I turn to the points made by the noble Baroness, Lady Falkner of Margravine, on the Commonwealth Secretariat. By conferring on the Commonwealth Secretariat extended immunity from the jurisdiction of UK courts, the Bill does nothing more than bring the immunities of the Commonwealth Secretariat into line with the treatment accorded a number of international organisations based in the United Kingdom and abroad. The noble Baroness tried to argue that the Commonwealth Secretariat was different. All these organisations are different; all of them are unique in their own way. However, it is important that we try to bring them into line with each other and do not try to single out individual ones for certain treatment, particularly in the way that the noble Baroness suggested.

On the issue of whether UK law applies in general, we would expect international organisations based in the United Kingdom to comply with our domestic laws and regulations as a matter of policy, regardless of immunity from the jurisdiction of the UK courts that they enjoy. I do not accept that the Bill dilutes the rights of the employees of the Commonwealth Secretariat in the way described by the noble Baroness. Far less do I accept her claim that it is a diminution of human rights.

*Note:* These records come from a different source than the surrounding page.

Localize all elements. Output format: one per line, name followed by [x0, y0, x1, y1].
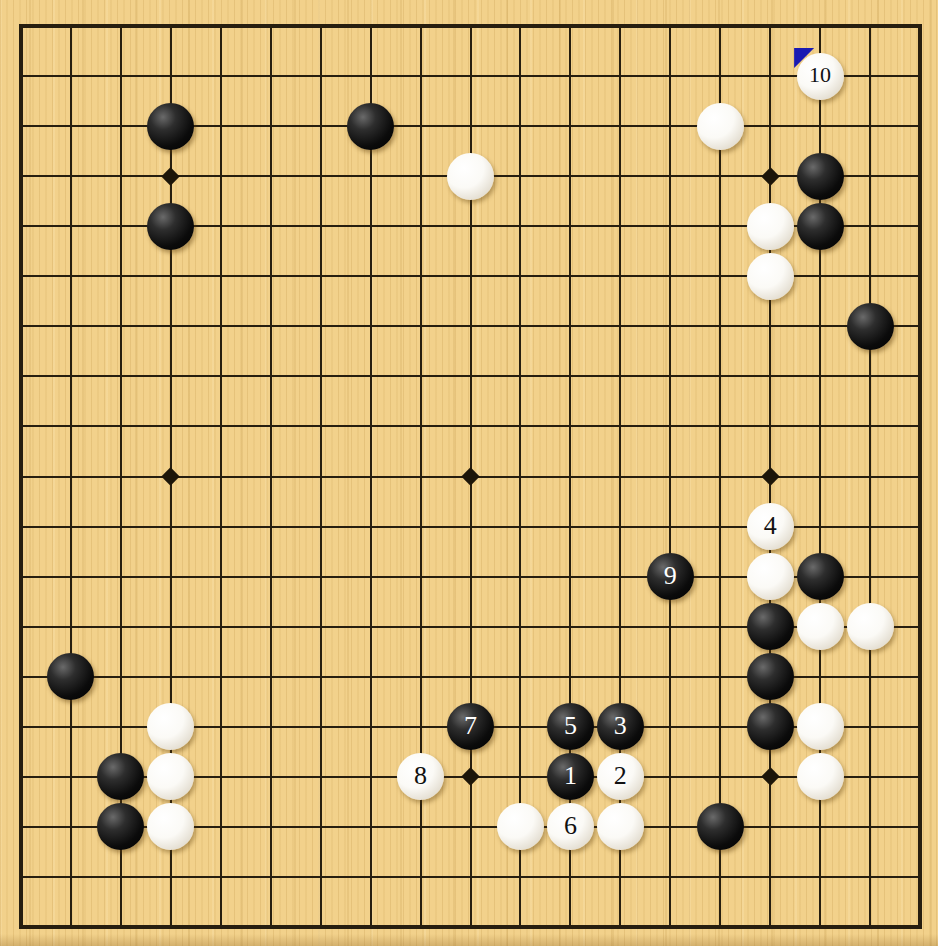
- black-stone: [797, 553, 844, 600]
- grid-line-vertical: [918, 24, 922, 929]
- grid-line-vertical: [869, 24, 871, 929]
- black-stone: 3: [597, 703, 644, 750]
- black-stone: 7: [447, 703, 494, 750]
- move-number: 2: [614, 763, 627, 789]
- white-stone: [797, 703, 844, 750]
- black-stone: [147, 203, 194, 250]
- star-point: [162, 467, 180, 485]
- move-number: 6: [564, 813, 577, 839]
- white-stone: [747, 203, 794, 250]
- black-stone: [47, 653, 94, 700]
- white-stone: [797, 603, 844, 650]
- go-board[interactable]: 10497538126: [0, 0, 938, 946]
- white-stone: 6: [547, 803, 594, 850]
- white-stone: [497, 803, 544, 850]
- white-stone: [747, 253, 794, 300]
- black-stone: [147, 103, 194, 150]
- move-number: 4: [764, 513, 777, 539]
- grid-line-vertical: [519, 24, 521, 929]
- white-stone: [747, 553, 794, 600]
- move-number: 3: [614, 713, 627, 739]
- grid-line-horizontal: [19, 876, 922, 878]
- white-stone: 4: [747, 503, 794, 550]
- black-stone: [347, 103, 394, 150]
- black-stone: [97, 803, 144, 850]
- black-stone: 5: [547, 703, 594, 750]
- white-stone: 8: [397, 753, 444, 800]
- move-number: 8: [414, 763, 427, 789]
- black-stone: [847, 303, 894, 350]
- move-number: 9: [664, 563, 677, 589]
- star-point: [761, 167, 779, 185]
- black-stone: [97, 753, 144, 800]
- black-stone: 1: [547, 753, 594, 800]
- white-stone: [797, 753, 844, 800]
- white-stone: 10: [797, 53, 844, 100]
- go-diagram: 10497538126: [0, 0, 938, 946]
- white-stone: [147, 753, 194, 800]
- black-stone: 9: [647, 553, 694, 600]
- black-stone: [747, 653, 794, 700]
- black-stone: [797, 203, 844, 250]
- star-point: [162, 167, 180, 185]
- black-stone: [747, 703, 794, 750]
- white-stone: 2: [597, 753, 644, 800]
- board-bottom-edge: [0, 934, 938, 946]
- white-stone: [847, 603, 894, 650]
- white-stone: [597, 803, 644, 850]
- white-stone: [147, 803, 194, 850]
- white-stone: [447, 153, 494, 200]
- black-stone: [747, 603, 794, 650]
- move-number: 1: [564, 763, 577, 789]
- star-point: [461, 768, 479, 786]
- move-number: 7: [464, 713, 477, 739]
- white-stone: [697, 103, 744, 150]
- grid-line-vertical: [719, 24, 721, 929]
- star-point: [461, 467, 479, 485]
- move-number: 5: [564, 713, 577, 739]
- grid-line-horizontal: [19, 925, 922, 929]
- black-stone: [697, 803, 744, 850]
- star-point: [761, 467, 779, 485]
- star-point: [761, 768, 779, 786]
- move-number: 10: [809, 64, 831, 86]
- white-stone: [147, 703, 194, 750]
- black-stone: [797, 153, 844, 200]
- grid-line-vertical: [669, 24, 671, 929]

The noble Baroness produced a number of arguments about the CSAT. In my opening remarks I pointed out that the CSAT is an internal arbitration mechanism, established in 1995. It was established to resolve contractual disputes, once a party has exhausted any other remedies available to the secretariat, and that includes staff grievance procedures. None of that excludes any of the points raised by the noble Baroness.

An important provision in the statute is the requirement that the rules of the CSAT must ensure that applications before it are,

"dealt with in a manner that is independent and impartial and consistent with the Commonwealth Harare principles in relation to fundamental human rights and independence of the judiciary".

I really think that that covers what I agree are the very important points that she raises.

The noble Baroness also asked about the bodies covered by Clause 5. I endeavoured to give examples of those in my opening remarks, but on this occasion my usual rapid rate of delivery may have been a little too speedy. Let me reiterate. The first example is ATHENA, which is the mechanism which enables member states quickly to contribute towards financing EU military peacekeeping missions. Of course, EU moneys cannot be used for that purpose unless it is specifically decided that it should be. Secondly, the satellite centre provides imagery analysis and helps us to monitor crises worldwide. There is also the Institute for Security Studies which adds academic analysis and strategic thinking to the way we are able to develop our CFSP.